Roundtable Publisher: Times-Picayune (New Orleans)

By: Bruce Nolan

Storm-damaged New Orleans families continued to receive gifts of private, faith-based aid Thursday, including $400,000 that Catholic school children around the country raised for school children here.

The $400,000 was New Orleans’ share of $1 million that children in Catholic schools raised for other children across Louisiana, Mississippi and Alabama, said the archdiocesan schools superintendent, the Rev. William Maestri.

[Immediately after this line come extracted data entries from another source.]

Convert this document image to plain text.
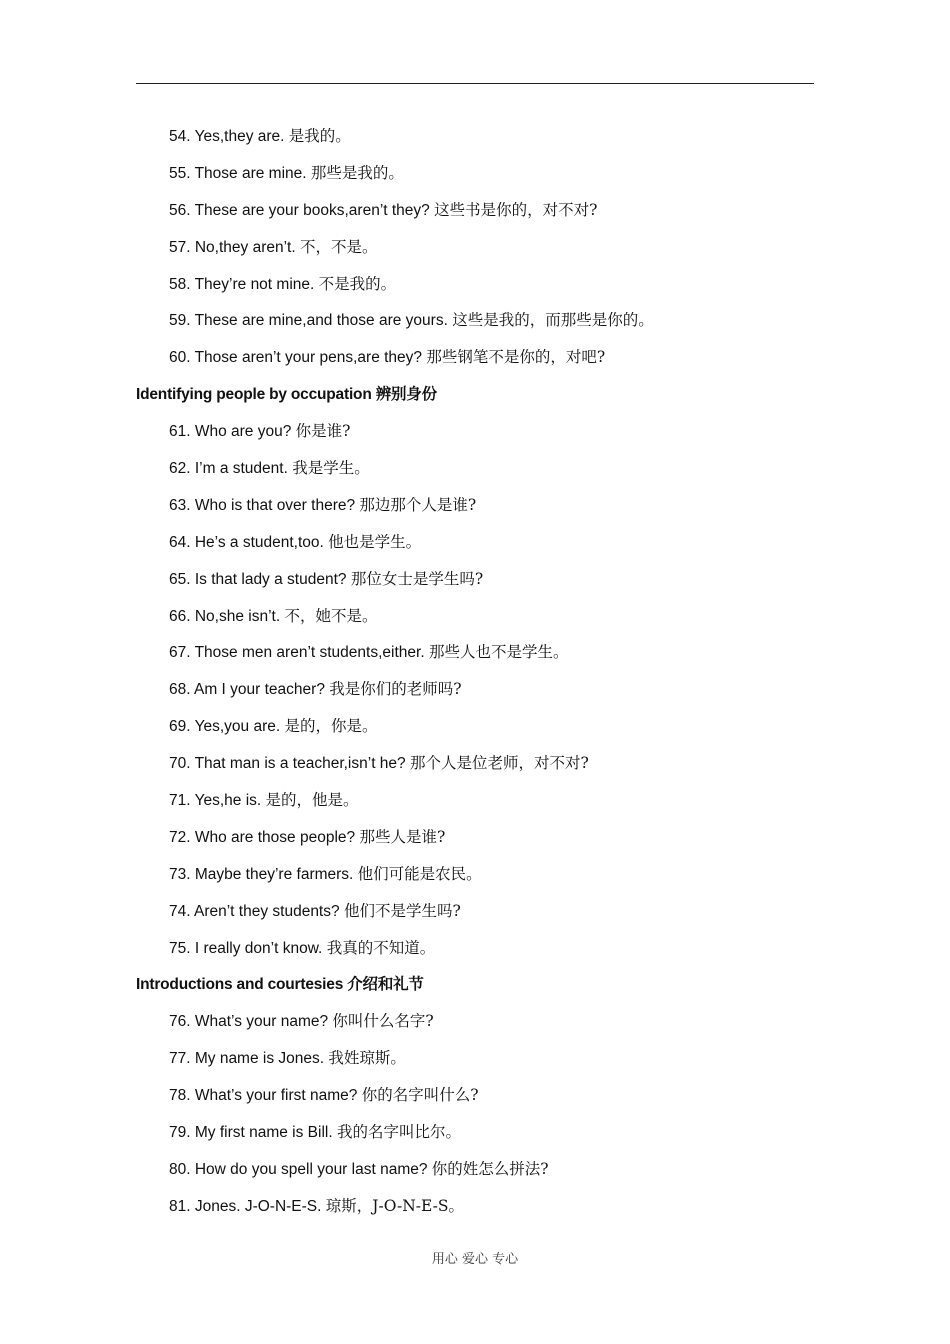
54. Yes,they are. 是我的。
55. Those are mine. 那些是我的。
56. These are your books,aren’t they? 这些书是你的，对不对?
57. No,they aren’t. 不，不是。
58. They’re not mine. 不是我的。
59. These are mine,and those are yours. 这些是我的，而那些是你的。
60. Those aren’t your pens,are they? 那些钢笔不是你的，对吧?
Identifying people by occupation 辨别身份
61. Who are you? 你是谁?
62. I’m a student. 我是学生。
63. Who is that over there? 那边那个人是谁?
64. He’s a student,too. 他也是学生。
65. Is that lady a student? 那位女士是学生吗?
66. No,she isn’t. 不，她不是。
67. Those men aren’t students,either. 那些人也不是学生。
68. Am I your teacher? 我是你们的老师吗?
69. Yes,you are. 是的，你是。
70. That man is a teacher,isn’t he? 那个人是位老师，对不对?
71. Yes,he is. 是的，他是。
72. Who are those people? 那些人是谁?
73. Maybe they’re farmers. 他们可能是农民。
74. Aren’t they students? 他们不是学生吗?
75. I really don’t know. 我真的不知道。
Introductions and courtesies 介绍和礼节
76. What’s your name? 你叫什么名字?
77. My name is Jones. 我姓琼斯。
78. What’s your first name? 你的名字叫什么?
79. My first name is Bill. 我的名字叫比尔。
80. How do you spell your last name? 你的姓怎么拼法?
81. Jones. J-O-N-E-S. 琼斯，J-O-N-E-S。
用心 爱心 专心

Separately, a representative of a Greek Orthodox organization arrived in New Orleans on Friday to distribute $50,000 raised by the American Hellenic Education Progressive Association for 50 Greek families in the area. The money is in addition to more than $100,000 already distributed to New Orleans families by Philoptochos, the philanthropic arm of the Greek Orthodox church in the United States, and another agency, the International Orthodox Christian Charities. Another $400,000 is expected to arrive from other Orthodox sources.


Representatives of the National Catholic Educators Association said they expected to raise about $250,000 when they asked school children in Catholic schools around the country to give aid to children in New Orleans and elsewhere injured by Hurricane Katrina.

Their campaign raised more than four times that.

In New Orleans, school officials will see to it that the money goes directly to individual aid for tuition, clothing and other kinds of personal assistance, and not for building repair, Maestri said.

Maestri said he hoped the gift would reassure New Orleanians that the city’s needs are still on the minds of distant neighbors, even as the community worries whether the area’s recovery is slipping off Washington’s radar.

“I think what this shows is that faith-based communities are very concerned about our schools and our region. People are concerned about us beyond Washington and beyond the government. It’s important that we see the outpouring of aid that can come from private, faith-based sectors of our economy,” he said.